Muito já se discutiu no campo do design sobre os problemas projetuais
envolvendo as relações entre forma e função, estética e mecanismo, símbolo e técnica
na concepção do produto. E em toda teoria projetual a produção é pensada privilegiando o produto como
modelo da produção e da teoria. O objeto é pensado hilemorficamente como mistura das formas vivas com uma
matéria inerte, ou então o é substancialmente como identidade entre forma e função cuja essência
resiste em luta contra os acidentes de figura e confecção. A passagem da concepção do produto para sua
efetivação viveria assombrada pelo abismo epistemológico entre teoria e prática gerados pelo pensamento
hilemórfico ou substancialista. Por isto Simondon, quando se propõe a pensar o surgimento dos indivíduos
desenvolve uma crítica rigorosa contra esta herança platônico-aristotélica de nosso pensamento. Nesta
crítica ele revela o pressuposto comum às duas teorias: a individuação de algo precisaria de um princípio
anterior a ela que a explicasse e a produzisse. Temos aí uma clara hierarquia que faz o gozo divino daquele
que projeta, pois primeiro vem o princípio, a concepção de algo, que formal e racionalmente a determina,
depois vem um processo concebido em termos da realização da coisa e, finalmente, vem a própria
confecção. Desta forma o sentido das coisas é alheio a elas e depende daquele que as concebe. O indivíduo
está alienado de sua própria individuação advindo a ela apenas como produto final e acabamento.

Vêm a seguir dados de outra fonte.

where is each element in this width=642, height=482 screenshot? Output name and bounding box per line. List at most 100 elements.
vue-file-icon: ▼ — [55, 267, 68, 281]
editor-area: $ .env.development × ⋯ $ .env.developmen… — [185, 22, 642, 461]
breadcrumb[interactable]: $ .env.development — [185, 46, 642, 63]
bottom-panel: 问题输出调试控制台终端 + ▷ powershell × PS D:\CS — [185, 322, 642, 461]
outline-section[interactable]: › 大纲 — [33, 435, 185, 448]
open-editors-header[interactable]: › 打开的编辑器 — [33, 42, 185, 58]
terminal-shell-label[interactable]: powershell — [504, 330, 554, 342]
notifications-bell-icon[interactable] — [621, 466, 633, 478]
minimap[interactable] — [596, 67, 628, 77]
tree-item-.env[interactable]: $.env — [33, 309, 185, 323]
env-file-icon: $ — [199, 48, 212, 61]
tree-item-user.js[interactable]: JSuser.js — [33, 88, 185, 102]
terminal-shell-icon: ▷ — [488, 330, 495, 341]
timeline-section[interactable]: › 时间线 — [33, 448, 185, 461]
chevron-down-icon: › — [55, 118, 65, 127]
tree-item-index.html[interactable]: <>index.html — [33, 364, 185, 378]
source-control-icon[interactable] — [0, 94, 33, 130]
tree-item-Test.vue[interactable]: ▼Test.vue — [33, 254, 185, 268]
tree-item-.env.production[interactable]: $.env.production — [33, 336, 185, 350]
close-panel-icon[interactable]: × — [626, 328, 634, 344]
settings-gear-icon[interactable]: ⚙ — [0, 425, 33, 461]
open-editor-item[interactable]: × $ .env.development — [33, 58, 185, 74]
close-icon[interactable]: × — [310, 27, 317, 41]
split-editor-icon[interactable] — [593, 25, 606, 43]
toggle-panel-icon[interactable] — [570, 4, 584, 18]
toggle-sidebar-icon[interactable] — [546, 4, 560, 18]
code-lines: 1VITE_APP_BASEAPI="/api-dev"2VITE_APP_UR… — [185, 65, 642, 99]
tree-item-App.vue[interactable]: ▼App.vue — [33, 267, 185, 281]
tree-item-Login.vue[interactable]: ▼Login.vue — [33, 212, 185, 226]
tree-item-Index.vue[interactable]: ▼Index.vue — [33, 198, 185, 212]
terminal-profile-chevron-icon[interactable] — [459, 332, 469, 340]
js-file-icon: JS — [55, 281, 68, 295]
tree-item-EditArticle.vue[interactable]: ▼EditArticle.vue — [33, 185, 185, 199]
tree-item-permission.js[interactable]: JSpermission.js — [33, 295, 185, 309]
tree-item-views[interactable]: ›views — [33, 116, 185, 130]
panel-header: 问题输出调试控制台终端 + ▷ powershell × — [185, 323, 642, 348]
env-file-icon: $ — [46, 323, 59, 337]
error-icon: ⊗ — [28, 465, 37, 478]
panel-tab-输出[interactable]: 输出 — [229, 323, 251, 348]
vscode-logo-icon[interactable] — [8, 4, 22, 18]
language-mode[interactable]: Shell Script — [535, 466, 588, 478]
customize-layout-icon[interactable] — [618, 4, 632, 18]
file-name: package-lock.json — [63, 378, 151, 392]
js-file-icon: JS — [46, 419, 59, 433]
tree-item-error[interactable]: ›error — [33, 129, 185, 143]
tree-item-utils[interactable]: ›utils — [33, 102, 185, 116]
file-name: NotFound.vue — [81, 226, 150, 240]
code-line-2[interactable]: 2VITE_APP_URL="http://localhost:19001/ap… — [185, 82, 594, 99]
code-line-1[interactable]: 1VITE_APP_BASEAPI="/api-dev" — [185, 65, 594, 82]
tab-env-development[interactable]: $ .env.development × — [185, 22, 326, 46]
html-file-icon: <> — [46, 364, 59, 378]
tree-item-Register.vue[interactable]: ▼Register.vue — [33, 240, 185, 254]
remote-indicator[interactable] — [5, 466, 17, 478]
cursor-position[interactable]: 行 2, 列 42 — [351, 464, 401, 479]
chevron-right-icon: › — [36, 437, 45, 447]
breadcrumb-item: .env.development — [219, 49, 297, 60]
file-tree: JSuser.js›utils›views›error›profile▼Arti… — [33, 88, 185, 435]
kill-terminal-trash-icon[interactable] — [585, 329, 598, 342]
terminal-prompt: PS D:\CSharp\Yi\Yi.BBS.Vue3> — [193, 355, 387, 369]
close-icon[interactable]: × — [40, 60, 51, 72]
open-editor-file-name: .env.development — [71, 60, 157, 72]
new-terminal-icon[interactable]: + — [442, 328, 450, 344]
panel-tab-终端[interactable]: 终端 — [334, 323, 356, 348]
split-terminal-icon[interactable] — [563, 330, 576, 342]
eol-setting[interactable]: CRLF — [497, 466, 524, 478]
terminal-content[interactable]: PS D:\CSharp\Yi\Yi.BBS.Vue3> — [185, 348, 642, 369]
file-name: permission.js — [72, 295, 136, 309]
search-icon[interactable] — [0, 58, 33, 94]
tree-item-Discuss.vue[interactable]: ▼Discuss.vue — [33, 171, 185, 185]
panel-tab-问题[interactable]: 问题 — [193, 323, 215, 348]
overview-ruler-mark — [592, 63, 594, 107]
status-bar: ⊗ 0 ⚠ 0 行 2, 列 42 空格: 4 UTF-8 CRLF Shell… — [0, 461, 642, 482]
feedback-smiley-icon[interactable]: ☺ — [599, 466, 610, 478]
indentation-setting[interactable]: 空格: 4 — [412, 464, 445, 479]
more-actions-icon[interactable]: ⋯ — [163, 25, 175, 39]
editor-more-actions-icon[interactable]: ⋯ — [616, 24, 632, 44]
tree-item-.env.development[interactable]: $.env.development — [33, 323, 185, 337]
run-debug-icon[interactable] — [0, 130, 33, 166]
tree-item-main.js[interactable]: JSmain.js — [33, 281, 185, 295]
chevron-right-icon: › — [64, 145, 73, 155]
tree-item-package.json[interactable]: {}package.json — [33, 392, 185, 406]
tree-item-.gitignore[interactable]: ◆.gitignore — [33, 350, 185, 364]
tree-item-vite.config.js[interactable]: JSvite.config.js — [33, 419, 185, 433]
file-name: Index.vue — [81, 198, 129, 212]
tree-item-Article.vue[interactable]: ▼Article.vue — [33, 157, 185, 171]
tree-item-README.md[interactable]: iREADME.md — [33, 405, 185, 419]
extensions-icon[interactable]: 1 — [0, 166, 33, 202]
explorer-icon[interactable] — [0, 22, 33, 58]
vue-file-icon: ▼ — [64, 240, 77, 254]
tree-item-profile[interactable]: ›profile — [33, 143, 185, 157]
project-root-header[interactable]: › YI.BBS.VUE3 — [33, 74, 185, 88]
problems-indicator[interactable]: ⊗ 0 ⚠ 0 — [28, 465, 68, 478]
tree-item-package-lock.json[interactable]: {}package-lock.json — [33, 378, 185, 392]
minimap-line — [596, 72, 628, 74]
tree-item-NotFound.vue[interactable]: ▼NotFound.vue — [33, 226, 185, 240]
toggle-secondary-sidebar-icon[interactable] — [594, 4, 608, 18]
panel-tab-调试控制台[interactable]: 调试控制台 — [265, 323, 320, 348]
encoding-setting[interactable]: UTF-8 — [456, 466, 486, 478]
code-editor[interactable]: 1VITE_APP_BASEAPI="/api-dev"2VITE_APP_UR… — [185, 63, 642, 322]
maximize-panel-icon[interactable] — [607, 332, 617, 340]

Simondon desenvolve uma teoria para pensar a individuação sem dar ao
indivíduo o privilégio do modelo. Ele quer pensar uma produção ilimitada que caminhe
por si própria, sem depender de princípios, onde os indivíduos surgem como fases expressivas da própria
produção. A individuação não seria mecânica e sim maquínica pois sua força não viria do motor imóvel
de uma idéia mas dos regimes de afecção, seu desenvolvimento seria feito pelo desejo e não pela
compulsão do encontro com uma forma ou finalidade capaz de trazer-lhe uma quietude, e seu objeto não seria uma
falta ou carência que precisasse preencher e sim os modos afetivos surgidos do encontro entre os regimes
de afecção e os desenvolvimentos do desejo. O indivíduo para Simondon não é um objeto ou produto acabado,
forma e finalidade de uma produção, pois a produção seria uma ilimitada máquina de conceber e
gerar seres na mesma medida em que estes seres seriam máquinas desejantes de extrair e gerar afetos. O
indivíduo de Simondon é a díada formada pelo indivíduo e seu meio associado e a individuação se conserva
no devir da própria díada. A técnica é a realização da individuação, ao mesmo tempo sua interpretação
e o que nela foi interpretado.
Celebra-se hoje no design brasileiro o produto e a comunicação como sua
emancipação do pantanoso terreno das paixões e idiosincrasias. A crítica de Simondon
nos permite colocar a questão sobre o produto e a comunicação como uma paixão a mais entre outras, escondendo
velhas confusões entre preservação e eternidade, entre imobilidade e permanência; revelando
velhos sonhos de onipotência divina nas formas de concepção. Permite-nos, também, postular um projeto
voltado para a individuação onde a produção seja considerada em seus regimes de afecção, em seus
desenvolvimentos de desejos e em seus modos afetivos. O designer é um produtor de sensibilidades, de modos de
existência social, de práticas de expressão coletiva. O produto não é objeto, tampouco coisa. Ele é um
germe em torno do qual um mundo começa a existir.
Bibliografia
SIMONDON, G. L'Individu et sa Genèse
Physico-Biologique, Paris, PUF, 1964. . L'Individuation Psychique et Collective,
Paris, Aubier, 1989.
. Du Mode d'Existence des Objets Techniques, Paris, Aubier, 1989.